This op-ed was originally published in Fast Company.
Last fall, I gave a talk at the annual global meeting of national security agencies working to ensure information technology products are secure and can be trusted.
My talk was entitled “National Security Agencies: Time to Weigh in on Legislation Affecting Security.” I knew it was a bit risky to urge the world’s technical security experts to get involved in big policy issues. Thankfully, given the explained adverse impact non-security legislation was having on national security, the talk was well received.
In February, I participated in the Munich Security Conference and co-hosted a side-event dinner on the cyber operations happening in northern, central, and eastern Europe—all increasingly targets given Russian aggression against Ukraine and Russia’s desired spheres of influence. During and after the Munich event, representatives of the United States government made it clear that they are pivoting away from security alliances with Europe, rolling back U.S. support of Ukraine, and looking for Europe to increase its own defense and security spending and operations.
This makes my charge to security agencies—particularly in the 27 member states of the European Union—to get involved and bring their expertise to civil legislation and regulation even more critical and timely.
U.S. cyber and counterterrorism intelligence sharing has been critical to member states’ defense and deterrence, and this dramatic change in defense posture in Europe demands attention from business executives. Executives and chief information security officers must work with national security agencies and the European Union to change the direction of pending EU laws and enhance new sources of cyber information sharing.
The EU’s Cyber Dilemma
If the U.S. reduces cyber intelligence operations against Russia, as it announced, or pulls back from joint U.S.-EU and U.S. member state cyber military and intelligence activities, as EU leaders fear, the EU could face limitations.
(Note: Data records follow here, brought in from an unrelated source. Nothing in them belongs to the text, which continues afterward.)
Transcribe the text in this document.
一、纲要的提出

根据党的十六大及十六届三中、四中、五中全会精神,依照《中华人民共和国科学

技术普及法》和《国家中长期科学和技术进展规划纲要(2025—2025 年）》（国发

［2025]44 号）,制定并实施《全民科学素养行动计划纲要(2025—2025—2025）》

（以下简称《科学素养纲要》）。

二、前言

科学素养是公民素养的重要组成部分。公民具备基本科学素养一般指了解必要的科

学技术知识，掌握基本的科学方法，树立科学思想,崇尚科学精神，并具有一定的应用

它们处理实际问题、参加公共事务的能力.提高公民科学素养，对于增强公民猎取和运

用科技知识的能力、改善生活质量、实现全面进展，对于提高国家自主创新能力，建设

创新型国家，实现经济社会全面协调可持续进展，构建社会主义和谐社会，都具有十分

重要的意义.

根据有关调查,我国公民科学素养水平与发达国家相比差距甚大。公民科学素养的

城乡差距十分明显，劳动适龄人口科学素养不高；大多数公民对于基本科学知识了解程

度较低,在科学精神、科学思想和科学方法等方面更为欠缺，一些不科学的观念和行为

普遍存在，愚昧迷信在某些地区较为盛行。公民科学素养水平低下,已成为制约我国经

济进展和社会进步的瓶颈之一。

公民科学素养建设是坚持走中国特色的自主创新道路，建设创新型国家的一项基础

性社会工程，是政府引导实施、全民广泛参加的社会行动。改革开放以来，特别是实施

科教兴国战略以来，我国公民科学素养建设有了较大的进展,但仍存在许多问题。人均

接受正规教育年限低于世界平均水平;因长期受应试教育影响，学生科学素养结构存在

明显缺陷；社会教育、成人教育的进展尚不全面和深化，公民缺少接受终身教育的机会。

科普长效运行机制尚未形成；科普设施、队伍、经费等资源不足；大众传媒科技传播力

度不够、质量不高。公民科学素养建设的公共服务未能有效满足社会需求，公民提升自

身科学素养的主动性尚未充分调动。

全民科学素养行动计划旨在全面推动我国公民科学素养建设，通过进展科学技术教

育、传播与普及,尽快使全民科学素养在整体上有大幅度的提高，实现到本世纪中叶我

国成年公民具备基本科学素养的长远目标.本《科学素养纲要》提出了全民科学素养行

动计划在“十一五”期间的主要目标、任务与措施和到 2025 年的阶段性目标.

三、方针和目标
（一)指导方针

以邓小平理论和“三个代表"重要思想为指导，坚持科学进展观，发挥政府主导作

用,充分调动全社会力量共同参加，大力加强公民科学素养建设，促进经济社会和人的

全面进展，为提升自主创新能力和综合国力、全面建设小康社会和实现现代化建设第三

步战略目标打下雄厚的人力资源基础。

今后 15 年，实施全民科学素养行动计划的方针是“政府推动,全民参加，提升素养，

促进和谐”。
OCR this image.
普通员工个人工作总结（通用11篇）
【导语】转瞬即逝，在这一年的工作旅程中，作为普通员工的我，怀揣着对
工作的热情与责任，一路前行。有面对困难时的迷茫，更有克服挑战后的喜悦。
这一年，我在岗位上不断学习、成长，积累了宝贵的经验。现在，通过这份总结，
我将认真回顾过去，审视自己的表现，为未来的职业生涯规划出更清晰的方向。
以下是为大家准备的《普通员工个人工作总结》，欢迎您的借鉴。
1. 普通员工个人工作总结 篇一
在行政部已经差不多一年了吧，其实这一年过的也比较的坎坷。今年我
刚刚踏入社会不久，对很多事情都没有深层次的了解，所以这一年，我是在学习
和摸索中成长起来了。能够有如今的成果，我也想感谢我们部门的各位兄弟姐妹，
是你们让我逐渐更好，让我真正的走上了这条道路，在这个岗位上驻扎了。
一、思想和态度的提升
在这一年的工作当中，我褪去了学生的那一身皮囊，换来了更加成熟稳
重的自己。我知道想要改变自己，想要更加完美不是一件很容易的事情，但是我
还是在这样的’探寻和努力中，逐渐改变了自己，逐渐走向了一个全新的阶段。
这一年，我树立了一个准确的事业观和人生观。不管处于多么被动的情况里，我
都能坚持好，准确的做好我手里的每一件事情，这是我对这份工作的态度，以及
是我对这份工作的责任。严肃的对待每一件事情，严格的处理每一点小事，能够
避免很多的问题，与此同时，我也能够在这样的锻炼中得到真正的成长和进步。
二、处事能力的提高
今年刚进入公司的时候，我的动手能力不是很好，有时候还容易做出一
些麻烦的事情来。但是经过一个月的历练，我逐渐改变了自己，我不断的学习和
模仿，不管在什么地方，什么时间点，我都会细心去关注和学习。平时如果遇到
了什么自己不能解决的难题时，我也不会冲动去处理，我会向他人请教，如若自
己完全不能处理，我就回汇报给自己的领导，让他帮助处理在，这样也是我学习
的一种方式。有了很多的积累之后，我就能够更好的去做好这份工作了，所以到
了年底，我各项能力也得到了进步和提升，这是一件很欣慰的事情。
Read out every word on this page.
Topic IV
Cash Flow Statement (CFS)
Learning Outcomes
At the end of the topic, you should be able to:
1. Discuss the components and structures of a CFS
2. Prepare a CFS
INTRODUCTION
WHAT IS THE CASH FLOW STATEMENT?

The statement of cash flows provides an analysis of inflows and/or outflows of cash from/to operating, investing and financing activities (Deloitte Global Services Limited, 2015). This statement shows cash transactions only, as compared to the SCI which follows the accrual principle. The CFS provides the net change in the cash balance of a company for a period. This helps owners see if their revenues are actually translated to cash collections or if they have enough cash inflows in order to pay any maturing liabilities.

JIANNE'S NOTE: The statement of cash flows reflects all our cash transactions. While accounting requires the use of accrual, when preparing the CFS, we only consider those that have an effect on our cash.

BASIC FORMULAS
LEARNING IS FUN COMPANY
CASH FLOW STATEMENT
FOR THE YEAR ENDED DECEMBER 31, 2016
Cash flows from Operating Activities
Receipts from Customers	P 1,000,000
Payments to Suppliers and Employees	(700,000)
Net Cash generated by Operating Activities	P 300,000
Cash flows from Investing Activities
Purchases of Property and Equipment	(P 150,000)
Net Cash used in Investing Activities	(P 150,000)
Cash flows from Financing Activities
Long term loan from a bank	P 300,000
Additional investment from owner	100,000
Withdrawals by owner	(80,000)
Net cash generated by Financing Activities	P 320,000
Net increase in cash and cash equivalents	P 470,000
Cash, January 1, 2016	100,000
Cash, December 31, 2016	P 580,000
This would leave member states more isolated, especially if the EU itself restricts sharing with the U.S. over security concerns. This means the EU and member states have to up-level, not undermine, cybersecurity across devices, networks, and data.
As I’ve written before, the European Commission has given preference to non-security policy goals, such as restructuring the technology marketplace in Europe and unintentionally undermining the security of critical infrastructure, enterprise, consumer, and military networks and data through new laws like the Digital Markets Act. The DMA is forcing open the mobile device “box” and requiring device providers to allow unvetted mobile apps from all sources—hostile nation states, criminals, privacy abusers, and pornographers—onto the box, and forcing device providers to grant those actors deep interoperability with the underlying operating system, with no attention to security.
This forced opening of the mobile device box to all comers not only undermines security in the mobile ecosystem, but also introduces vulnerabilities into EU-based businesses.
Instead of using mobile devices with security built in, these security-depreciated devices would now invite malware and surveillance to be bolted on by maligned actors. This would make the devices in all executives’ and employees’ hands vectors for cyber exploitation—including the theft of sensitive data, tracking, bricking devices, and granting footholds into corporate networks.
As best practices from multiple national security agencies and the Common Criteria itself— including the Protection Profile for Mobile Devices—have made clear, this is just bad security. Period. Full stop.
It’s Time to Weigh In
What makes this situation even worse is the flawed DMA policy combined with uncertainty about the future scope of U.S.-EU information sharing about Russian cyber operations.
Member state national security agencies need to weigh in now with the European Commission and change the direction of the implementation of the security-affecting portions of the DMA. If the Commission won’t resolve these urgent security concerns with the DMA, the “break glass” Article 10 provision in the DMA can be pulled to stop these national-security-undermining provisions dead in their tracks.
The Role of Executives in the Future of Cyber Policy
Business executives can help by doing these four things:
1. Create security-focused industry organizations. Executives and CISOs can drive changes in these non-security policies that undermine security by creating new industry policy organizations to make clear that non-security policies should not undermine the security of their enterprises and customers.
2. Push for “security first” DMA implementation. Executives and CISOs should execute a strategy with EU Member State security agencies to ensure the EC changes course and implements the DMA with a “security first” implementation. If that can’t be achieved, member states should “break glass” and force a DMA Article 10 prohibition against moving forward.
3. Replace lost U.S. cyber intelligence with strategic partnerships. Right now, CISOs should plan for a partial loss of the U.S. cyber intelligence that has flowed through member state agencies to help protect their EU operations. CISOs should create enhanced industry-based info-sharing partnerships or try to replace government sources with commercial services.
4. Safeguard businesses and customers from damaging laws. Executives and CISOs should create and execute an industry-wide global strategy to track, weigh in on, and tweak or stop “civil” law proposals that undermine enterprises and customers.
Aligning Security and Legislation Before It’s Too Late
The need for the world’s leading executives and government national security experts to weigh in on non-security “civil” legislation stands on its own as an imperative. The convergence with the MSC has made it unthinkable for executives and member states’ national security agencies not to weigh in.
Executives, set two meetings today: one with a member state security agency and one with the European Commission to get the DMA on the right security track. Let’s take care of it now, before it becomes even too late to “break glass.”